21 Sep Asking for Help: Givers and Takers
Have you read Adam Grant’s new book, Give and Take? If not, I highly recommend it. It is a thought provoking read full of great research and an opportunity for self-awareness. Even better, here is his TedTalk on the topic and a quick assessment to tell you if you are a giver or a taker.
Long story short, I’m an off the charts giver, to my own detriment at times. The good news, I’m a generous person and thrilled to help others. The bad news, as you will learn if you read the book, givers can be some of the worst producers. However, his research published in this HBR article also found that “higher rates of giving were predictive of higher unit profitability, productivity, efficiency, and customer satisfaction, along with lower costs and turnover rates.”
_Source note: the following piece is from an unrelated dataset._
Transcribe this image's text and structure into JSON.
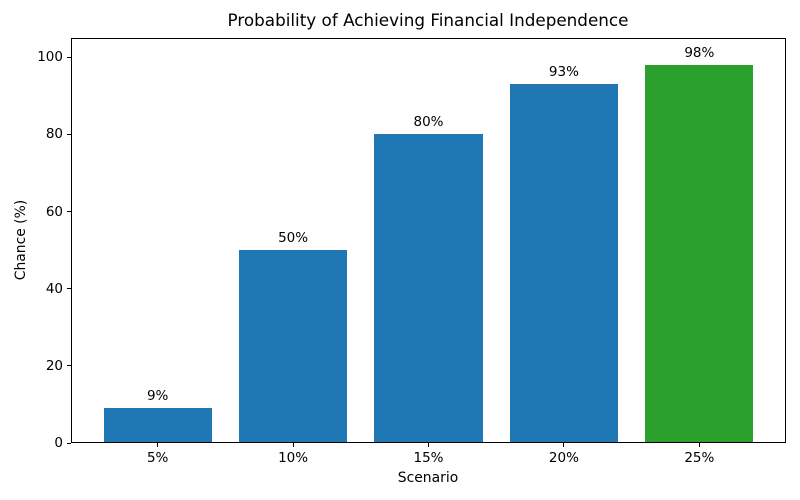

This paradox sent me on a path of self-discovery that I’ll share in case it is helpful to other “givers” out there.
As a giver, could it be that I’ve missed half the equation?
I don’t want to ask for help. It’s hard for me to do so. I don’t like how it makes me feel. But, what if that is my greatest learning.? What if, it’s ok to be a receiver too?
This awareness surfaced a rather interesting question relating to generosity. What if receiving help, love, or assistance is an act of giving as well? What if by receiving, we offer another the opportunity to give? What if, by not asking for help, we shut off the flow of generosity? Most alarming, do we rob another of the chance to give when we do not ask for help?
Let me share a quick example. I know my website needs a refresh so I asked a colleague for feedback on how to better convey my message and brand. While this was not a big ask, it was still awkward for me. However, my colleague stepped up to the plate. He provided exceptional feedback and suggestions for how I can show up more fully in my web presence and clarify my purpose and services. Through my ask for help, he was able to give generously of his time, intellect, and perspective. He shared with me later, “it felt good”. Right! It feels good to be helpful!
You know the feeling you get when you put a long-held belief on the table and take a good look to simply find you are full of shit? The belief you’ve held is simply not your experience anymore. What happened to that blissful feeling of certainty? Well, that’s change. Let it go.
I was left feeling overwhelmed by the idea that if I want to truly be generous and giving in the world, I may just have to change my strategy and belief. The “ASK” may be my biggest opportunity. The act of receiving may be my next growth edge. Can I openly receive and welcome all the help possible without feeling like a mooch, a slacker, or that I’m not working hard enough? Am I willing to meet the world with wholeness in generosity versus the one-sided strategy I’ve become so comfortable with?
The answer is yes. It’s time to let go of that part of me who is scared to be vulnerable and afraid to ask for what I really want and need. I apologize in advance to all my friends, family, and colleagues out there who may be quite surprised to see and experience this new side of me and I ask for your support up front as I tinker with just another experiment in this science fair of life.